Sarebbe troppo facile considerare quest’album alla luce dei drammatici fatti precedenti la sua pubblicazione, c’è sempre il rischio di “cagare fuori dalla tazza”, soprattutto considerando che l’autore delle canzoni di questo “From a Basement on the Hill” non c’è più. All’incirca un anno fa un velo di mistero contribuiva ad aumentare ancora di più il dolore per la morte di Elliott Smith, un artista mai troppo considerato nonostante abbia al suo attivo alcuni tra i più bei dischi di canzoni d’autore degli anni ’90, una sensibilità fortissima che lo accomuna – per lo meno idealmente – ad artisti tormentati e misteriosamente magnifici come Tim Buckley e Nick Drake, che, come Elliott anni dopo, non sono riusciti a fare totalmente i conti con le loro paure e i loro sogni e sono stati sconfitti. Da tutto.
Ma cosa volete farci… probabilmente il giudizio sarà superiore agli effettivi meriti – questo lo sapremo solo fra qualche anno – ma adesso come adesso, ci sentiamo consapevoli di amare alla follia “From a Basement on the Hill”, il sesto disco in studio di quell’anima fragile, un disco che doveva nascere, forse non nella forma che oggi conosciamo ma che certamente non lo accomuna a tutte le vigliaccate postume di mamma Buckley e dell’entourage di Drake e soci. Forse è addirittura il suo disco migliore, quello con le canzoni più dolorose e pungenti, più piegate sull’autore e con più scarna verità. Testi che graffiano e una voce che commuove, arrangiamenti a metà tra il pop, il rock e il folk che non fanno altro che esaltare la visceralità delle parole.
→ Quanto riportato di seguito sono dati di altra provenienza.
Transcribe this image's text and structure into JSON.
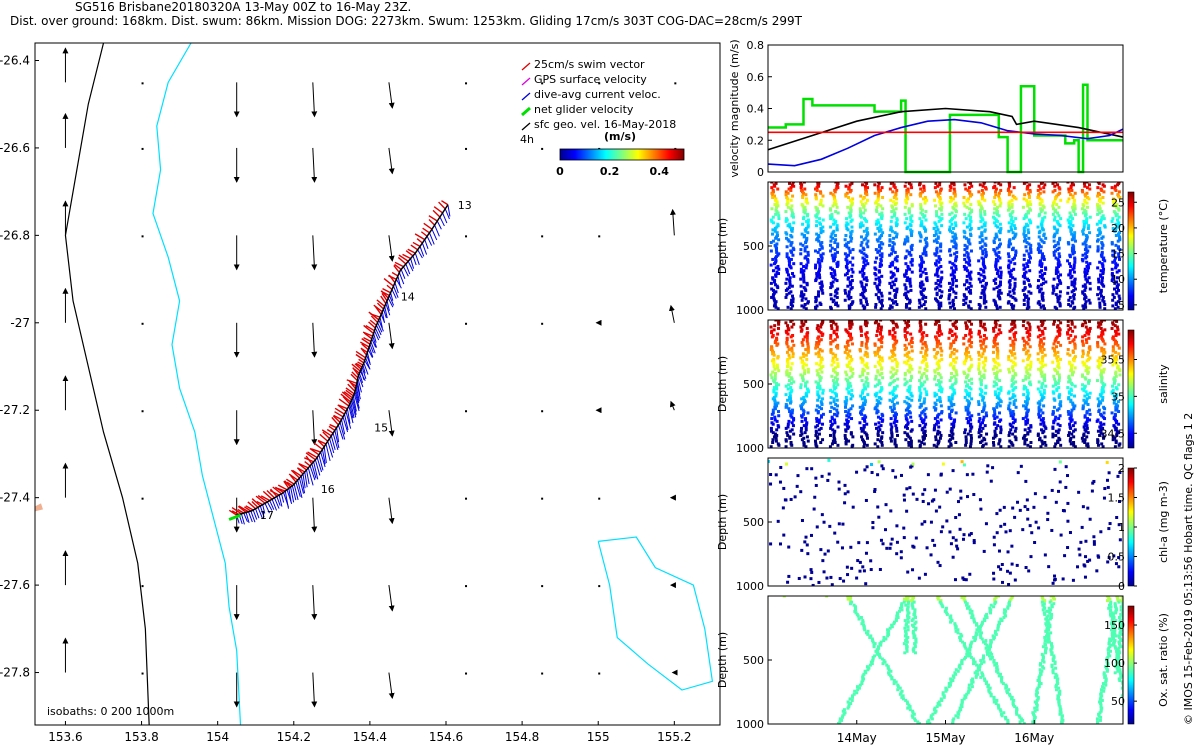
{
  "header": {
    "line1": "SG516 Brisbane20180320A 13-May 00Z to 16-May 23Z.",
    "line2": "Dist. over ground: 168km. Dist. swum: 86km. Mission DOG: 2273km. Swum: 1253km. Gliding 17cm/s 303T COG-DAC=28cm/s 299T"
  },
  "credit": "© IMOS 15-Feb-2019 05:13:56 Hobart time. QC flags 1  2",
  "colors": {
    "swim": "#e00000",
    "gps": "#e000e0",
    "dac": "#0000e0",
    "net": "#00e000",
    "coast": "#00e0ff",
    "isobath": "#000000",
    "ref": "#ff0000"
  },
  "chart_data": [
    {
      "type": "scatter",
      "name": "map",
      "title": "",
      "xlim": [
        153.52,
        155.32
      ],
      "ylim": [
        -27.92,
        -26.36
      ],
      "xticks": [
        "153.6",
        "153.8",
        "154",
        "154.2",
        "154.4",
        "154.6",
        "154.8",
        "155",
        "155.2"
      ],
      "xtick_values": [
        153.6,
        153.8,
        154.0,
        154.2,
        154.4,
        154.6,
        154.8,
        155.0,
        155.2
      ],
      "yticks": [
        "-26.4",
        "-26.6",
        "-26.8",
        "-27",
        "-27.2",
        "-27.4",
        "-27.6",
        "-27.8"
      ],
      "ytick_values": [
        -26.4,
        -26.6,
        -26.8,
        -27.0,
        -27.2,
        -27.4,
        -27.6,
        -27.8
      ],
      "legend": {
        "items": [
          "25cm/s swim vector",
          "GPS surface velocity",
          "dive-avg current veloc.",
          "net glider velocity",
          "sfc geo. vel. 16-May-2018"
        ],
        "time_label": "4h",
        "colorbar_title": "(m/s)",
        "colorbar_ticks": [
          "0",
          "0.2",
          "0.4"
        ],
        "colorbar_range": [
          0,
          0.5
        ]
      },
      "isobath_label": "isobaths: 0   200  1000m",
      "day_labels": [
        {
          "label": "13",
          "lon": 154.61,
          "lat": -26.73
        },
        {
          "label": "14",
          "lon": 154.46,
          "lat": -26.94
        },
        {
          "label": "15",
          "lon": 154.39,
          "lat": -27.24
        },
        {
          "label": "16",
          "lon": 154.25,
          "lat": -27.38
        },
        {
          "label": "17",
          "lon": 154.09,
          "lat": -27.44
        }
      ],
      "track": [
        [
          154.605,
          -26.73
        ],
        [
          154.56,
          -26.79
        ],
        [
          154.52,
          -26.84
        ],
        [
          154.48,
          -26.88
        ],
        [
          154.455,
          -26.93
        ],
        [
          154.435,
          -26.97
        ],
        [
          154.415,
          -27.01
        ],
        [
          154.4,
          -27.05
        ],
        [
          154.385,
          -27.09
        ],
        [
          154.37,
          -27.12
        ],
        [
          154.36,
          -27.16
        ],
        [
          154.345,
          -27.19
        ],
        [
          154.32,
          -27.23
        ],
        [
          154.29,
          -27.27
        ],
        [
          154.26,
          -27.31
        ],
        [
          154.23,
          -27.34
        ],
        [
          154.2,
          -27.37
        ],
        [
          154.17,
          -27.39
        ],
        [
          154.13,
          -27.41
        ],
        [
          154.09,
          -27.43
        ],
        [
          154.05,
          -27.44
        ]
      ],
      "surface_currents": {
        "lons": [
          153.6,
          153.8,
          154.05,
          154.25,
          154.45,
          154.65,
          154.85,
          155.0,
          155.2
        ],
        "lats": [
          -26.45,
          -26.6,
          -26.8,
          -27.0,
          -27.2,
          -27.4,
          -27.6,
          -27.8
        ],
        "u": [
          [
            0.0,
            0.0,
            0.0,
            0.01,
            0.02,
            0.0,
            0.0,
            0.0,
            0.0
          ],
          [
            0.0,
            0.0,
            0.0,
            0.01,
            0.02,
            0.0,
            0.0,
            0.0,
            0.0
          ],
          [
            0.0,
            0.0,
            0.0,
            0.01,
            0.02,
            0.0,
            0.0,
            0.0,
            -0.01
          ],
          [
            0.0,
            0.0,
            0.0,
            0.01,
            0.02,
            0.0,
            0.0,
            -0.01,
            -0.02
          ],
          [
            0.0,
            0.0,
            0.0,
            0.01,
            0.02,
            0.0,
            0.0,
            -0.01,
            -0.02
          ],
          [
            0.0,
            0.0,
            0.0,
            0.01,
            0.02,
            0.0,
            0.0,
            0.0,
            -0.02
          ],
          [
            0.0,
            0.0,
            0.0,
            0.01,
            0.02,
            0.0,
            0.0,
            0.0,
            -0.02
          ],
          [
            0.0,
            0.0,
            0.0,
            0.01,
            0.02,
            0.0,
            0.0,
            0.0,
            -0.01
          ]
        ],
        "v": [
          [
            0.2,
            0.0,
            -0.2,
            -0.2,
            -0.15,
            0.0,
            0.0,
            0.0,
            0.0
          ],
          [
            0.2,
            0.0,
            -0.2,
            -0.2,
            -0.15,
            0.0,
            0.0,
            0.0,
            0.0
          ],
          [
            0.2,
            0.0,
            -0.2,
            -0.2,
            -0.15,
            0.0,
            0.0,
            0.0,
            0.15
          ],
          [
            0.2,
            0.0,
            -0.2,
            -0.2,
            -0.15,
            0.0,
            0.0,
            0.0,
            0.1
          ],
          [
            0.2,
            0.0,
            -0.2,
            -0.2,
            -0.15,
            0.0,
            0.0,
            0.0,
            0.05
          ],
          [
            0.2,
            0.0,
            -0.2,
            -0.2,
            -0.15,
            0.0,
            0.0,
            0.0,
            0.0
          ],
          [
            0.2,
            0.0,
            -0.2,
            -0.2,
            -0.15,
            0.0,
            0.0,
            0.0,
            0.0
          ],
          [
            0.2,
            0.0,
            -0.2,
            -0.2,
            -0.15,
            0.0,
            0.0,
            0.0,
            0.0
          ]
        ]
      }
    },
    {
      "type": "line",
      "name": "velocity",
      "ylabel": "velocity magnitude (m/s)",
      "ylim": [
        0,
        0.8
      ],
      "yticks": [
        "0",
        "0.2",
        "0.4",
        "0.6",
        "0.8"
      ],
      "xlim": [
        0,
        4
      ],
      "series": [
        {
          "name": "net glider velocity",
          "color": "#00e000",
          "x": [
            0,
            0.2,
            0.2,
            0.4,
            0.4,
            0.5,
            0.5,
            1.2,
            1.2,
            1.5,
            1.5,
            1.55,
            1.55,
            2.05,
            2.05,
            2.6,
            2.6,
            2.7,
            2.7,
            2.85,
            2.85,
            3.0,
            3.0,
            3.35,
            3.35,
            3.45,
            3.45,
            3.5,
            3.5,
            3.55,
            3.55,
            3.6,
            3.6,
            4.0
          ],
          "y": [
            0.28,
            0.28,
            0.3,
            0.3,
            0.46,
            0.46,
            0.42,
            0.42,
            0.38,
            0.38,
            0.45,
            0.45,
            0.0,
            0.0,
            0.36,
            0.36,
            0.22,
            0.22,
            0.0,
            0.0,
            0.54,
            0.54,
            0.23,
            0.23,
            0.18,
            0.18,
            0.2,
            0.2,
            0.0,
            0.0,
            0.55,
            0.55,
            0.2,
            0.2
          ]
        },
        {
          "name": "sfc geo. vel.",
          "color": "#000000",
          "x": [
            0,
            0.5,
            1.0,
            1.5,
            2.0,
            2.5,
            2.75,
            2.8,
            3.0,
            3.5,
            4.0
          ],
          "y": [
            0.14,
            0.23,
            0.32,
            0.38,
            0.4,
            0.38,
            0.35,
            0.3,
            0.32,
            0.28,
            0.22
          ]
        },
        {
          "name": "dive-avg current veloc.",
          "color": "#0000e0",
          "x": [
            0,
            0.3,
            0.6,
            0.9,
            1.2,
            1.5,
            1.8,
            2.1,
            2.4,
            2.7,
            3.0,
            3.3,
            3.6,
            3.85,
            4.0
          ],
          "y": [
            0.05,
            0.04,
            0.08,
            0.15,
            0.23,
            0.28,
            0.32,
            0.33,
            0.31,
            0.26,
            0.24,
            0.23,
            0.21,
            0.23,
            0.27
          ]
        },
        {
          "name": "25cm/s reference",
          "color": "#ff0000",
          "x": [
            0,
            4.0
          ],
          "y": [
            0.25,
            0.25
          ]
        }
      ]
    },
    {
      "type": "scatter",
      "name": "temperature",
      "ylabel": "Depth (m)",
      "colorbar_label": "temperature (°C)",
      "colorbar_ticks": [
        "5",
        "10",
        "15",
        "20",
        "25"
      ],
      "ylim": [
        1000,
        0
      ],
      "yticks": [
        "500",
        "1000"
      ],
      "range": [
        4,
        27
      ],
      "profiles": 24
    },
    {
      "type": "scatter",
      "name": "salinity",
      "ylabel": "Depth (m)",
      "colorbar_label": "salinity",
      "colorbar_ticks": [
        "34.5",
        "35",
        "35.5"
      ],
      "ylim": [
        1000,
        0
      ],
      "yticks": [
        "500",
        "1000"
      ],
      "range": [
        34.3,
        35.9
      ],
      "profiles": 24
    },
    {
      "type": "scatter",
      "name": "chl-a",
      "ylabel": "Depth (m)",
      "colorbar_label": "chl-a (mg m-3)",
      "colorbar_ticks": [
        "0",
        "0.5",
        "1",
        "1.5",
        "2"
      ],
      "ylim": [
        1000,
        0
      ],
      "yticks": [
        "500",
        "1000"
      ],
      "range": [
        0,
        2
      ]
    },
    {
      "type": "scatter",
      "name": "oxygen",
      "ylabel": "Depth (m)",
      "colorbar_label": "Ox. sat. ratio (%)",
      "colorbar_ticks": [
        "50",
        "100",
        "150"
      ],
      "ylim": [
        1000,
        0
      ],
      "yticks": [
        "500",
        "1000"
      ],
      "range": [
        20,
        175
      ],
      "xticks": [
        "14May",
        "15May",
        "16May"
      ],
      "xtick_values": [
        1,
        2,
        3
      ]
    }
  ]
}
Sono 15 canzoni che descrivono nella sua totalità un uomo sconfitto, una qualità ed un’onestà imbarazzante che rende questo disco di una bellezza indicibile e che, siamo certi, si fa poco influenzare da fattori extra musicali. Almeno non qui. Almeno non ora. Uno dei dischi più belli dell’anno e una delle raccolte di canzoni più toccanti degli ultimi anni.